Some investment options include PPF, mutual funds, real estate, gold, equity and fixed deposits (FDs). Among these options, FDs are the most preferred by over 95% of Indian investors as per a SEBI report from 2017. This is because they offer assured returns and a pre-determined rate of interest. Therefore, the risk is limited. But, before you invest in any instrument such as an FD, for example, you must compare FD interest rates prevailing in the market and calculate the interest using FD calculator to know the amount you will receive in advance. This will help you get a feel of the returns that you can expect.
To get an overview of how to go about investing your income, look at 5 steps that you must follow.
Set your Investment Objective
You must identify the objective for which you are investing your money. This will give you a purpose and help you identify the best way to achieve your financial goal in the shortest span of time given your risk appetite.
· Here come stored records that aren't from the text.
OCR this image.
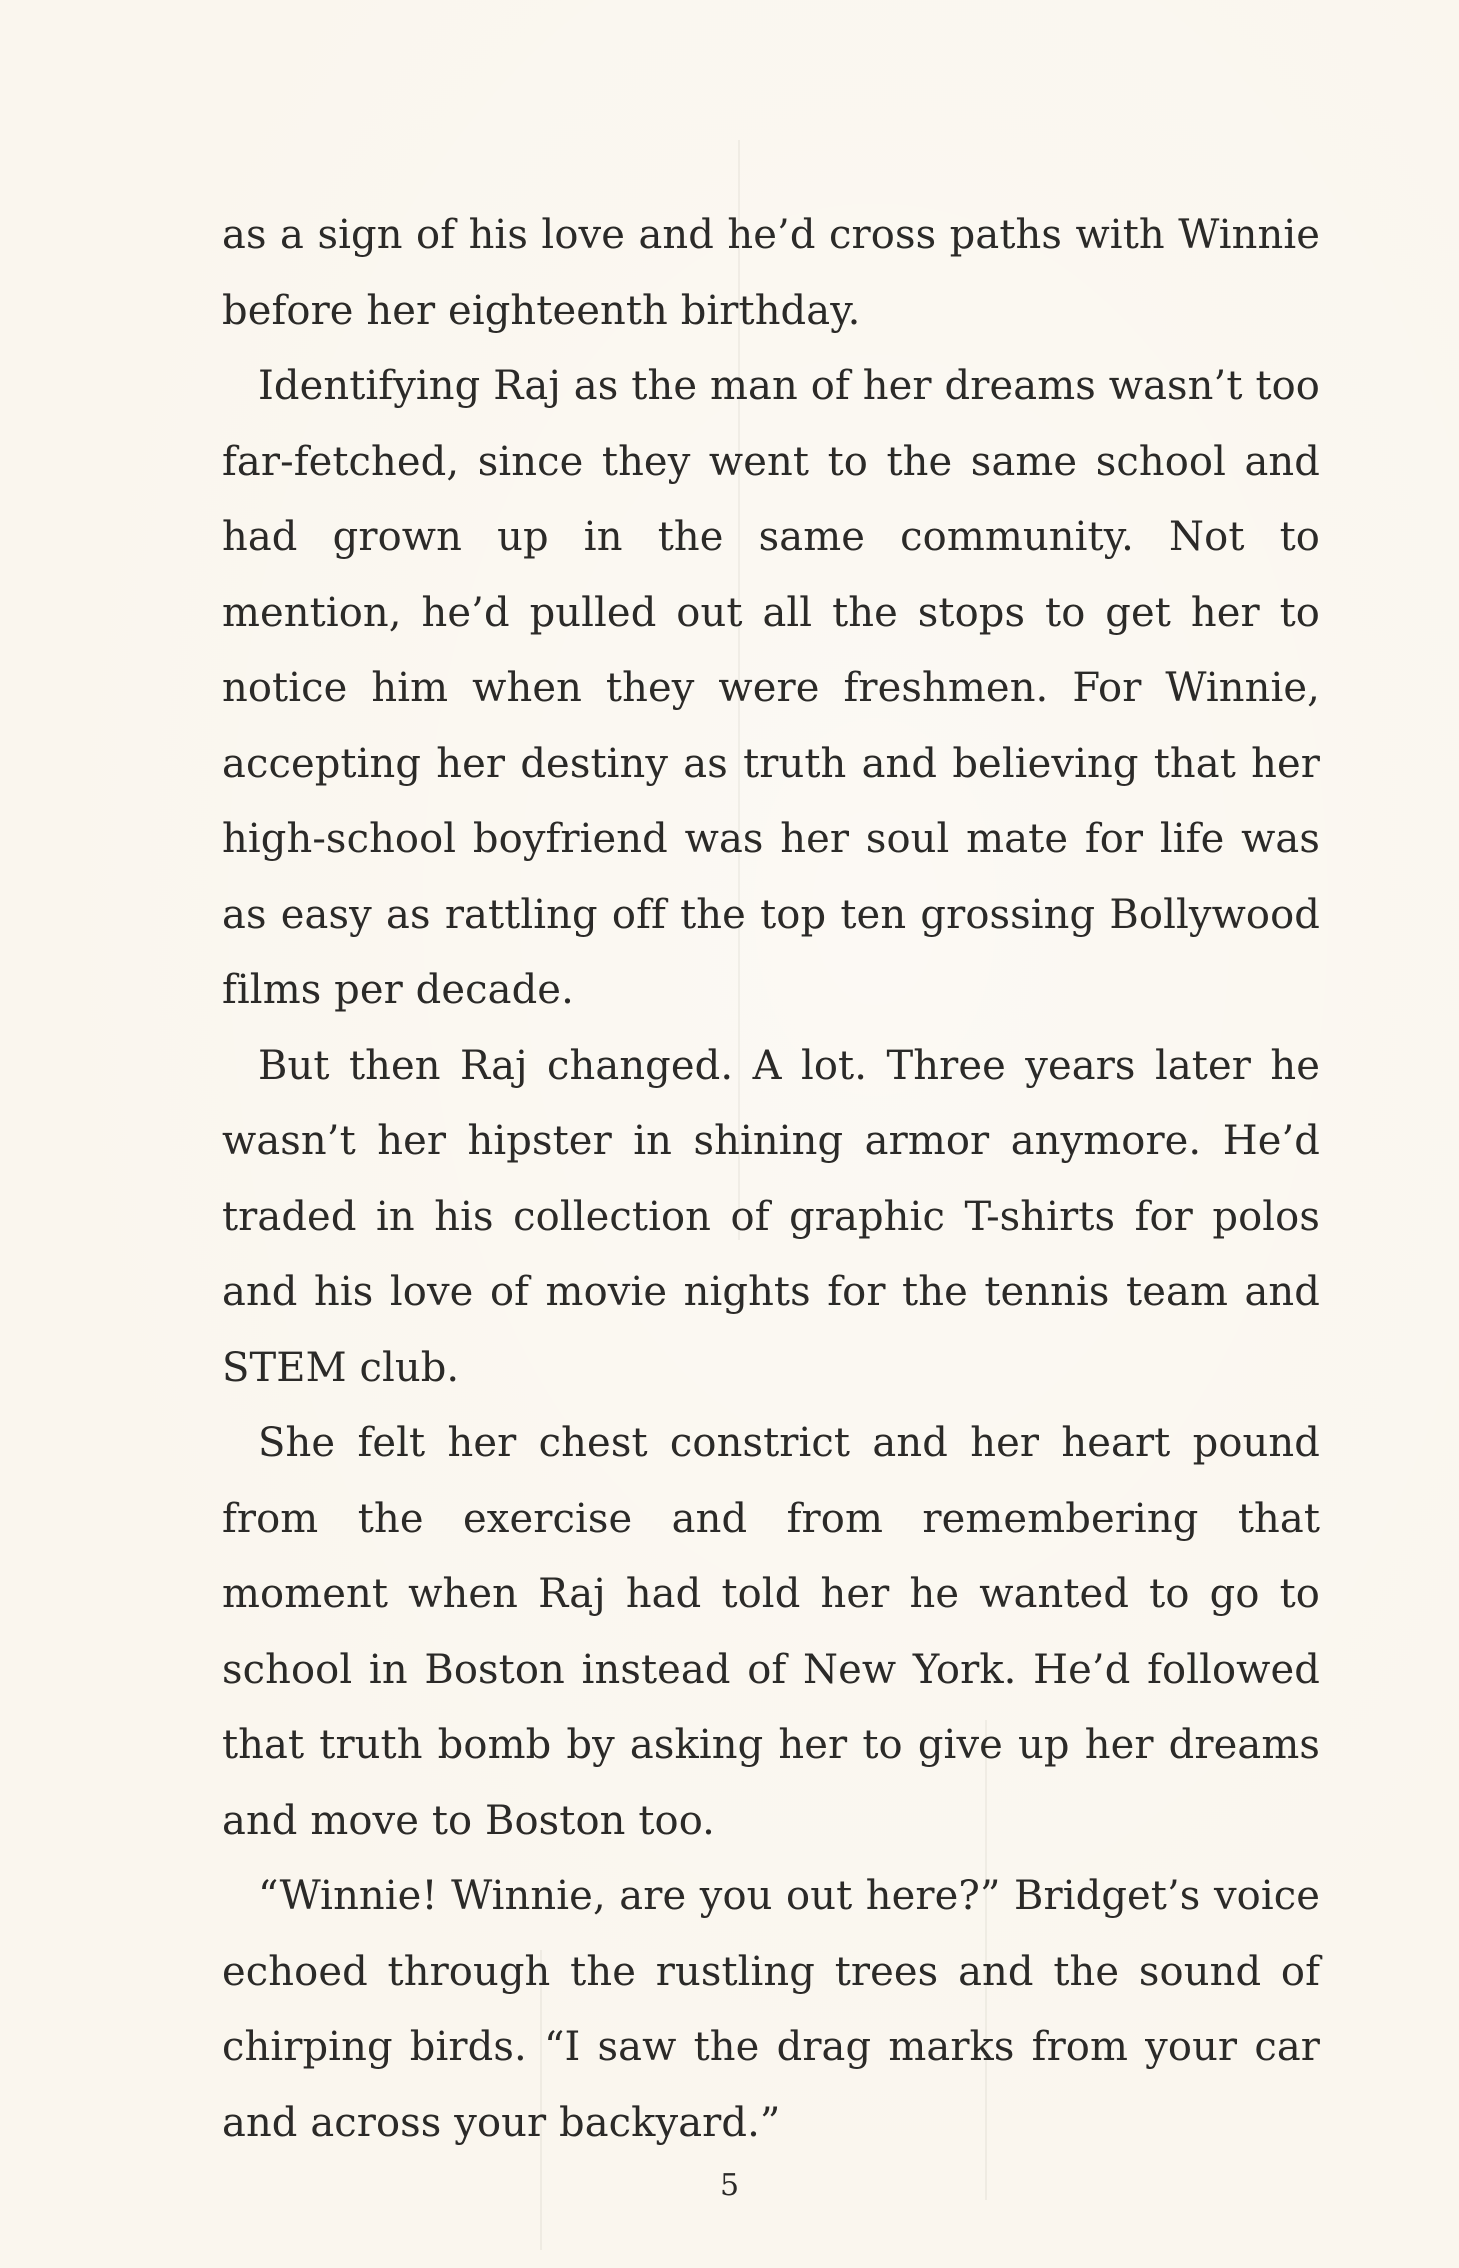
as a sign of his love and he’d cross paths with Winnie before her eighteenth birthday.

Identifying Raj as the man of her dreams wasn’t too far-fetched, since they went to the same school and had grown up in the same community. Not to mention, he’d pulled out all the stops to get her to notice him when they were freshmen. For Winnie, accepting her destiny as truth and believing that her high-school boyfriend was her soul mate for life was as easy as rattling off the top ten grossing Bollywood films per decade.

But then Raj changed. A lot. Three years later he wasn’t her hipster in shining armor anymore. He’d traded in his collection of graphic T-shirts for polos and his love of movie nights for the tennis team and STEM club.

She felt her chest constrict and her heart pound from the exercise and from remembering that moment when Raj had told her he wanted to go to school in Boston instead of New York. He’d followed that truth bomb by asking her to give up her dreams and move to Boston too.

“Winnie! Winnie, are you out here?” Bridget’s voice echoed through the rustling trees and the sound of chirping birds. “I saw the drag marks from your car and across your backyard.”

5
Calculate the Amount that you can Invest
Before taking an investment decision, you must assess your current financial situation. This will help you understand the amount you are going to be able to invest consistently. Accordingly, you can reassess your investment objectives if need be and work out how best you can manage your finances and achieve your goals without compromising your quality of life.
Quantify the Risk You are Ready to Take
Every investment involves certain amount of risk. Before investing in any type of security you must see how much risk you are capable of handling. For instance, if you are just starting a family, you will need funds to take care of your wife and child, and so, your risk capacity will not be as high as when you are in your mid 40s and have a substantial salary and savings. Once you know your financial situation and short- and long-term life goals, decide how much risk you can bear comfortably.
Evaluate Your Options
Based on your goal, the amount you are ready to invest, your risk appetite and the timeframe that you have in mind, pick the ideal instrument. For instance, if you are planning for retirement, you must evaluate your options keeping this goal in mind.
In this case, an FD from NBFCs will offer you a high rate of return and excellent stability post-retirement. When you choose a non-cumulative fixed deposit you can also enjoy returns on a periodic basis. If you choose a monthly interval, for example, you will receive a payout each month that you can use to finance your life. Besides, you can withdraw funds from your FD mid-term or take a loan against it if the need arises.
Select the Best Financial Institution
Once you select the type of security that you want to invest in, the next decision you have to make is selecting the right financial institution. If you are investing in an FD, for instance, it is ideal to select an NBFC as they offer higher FD interest rates as compared to banks. This allows you to maximise the returns on your fixed deposit. In addition, they offer excellent customer service and transparency. This makes them ideal for novices and investment experts alike.
So, regardless of your age or income, make it a point to invest an amount each month. Not only will it build an investment habit, in the long run, it will give you unparalleled financial stability too.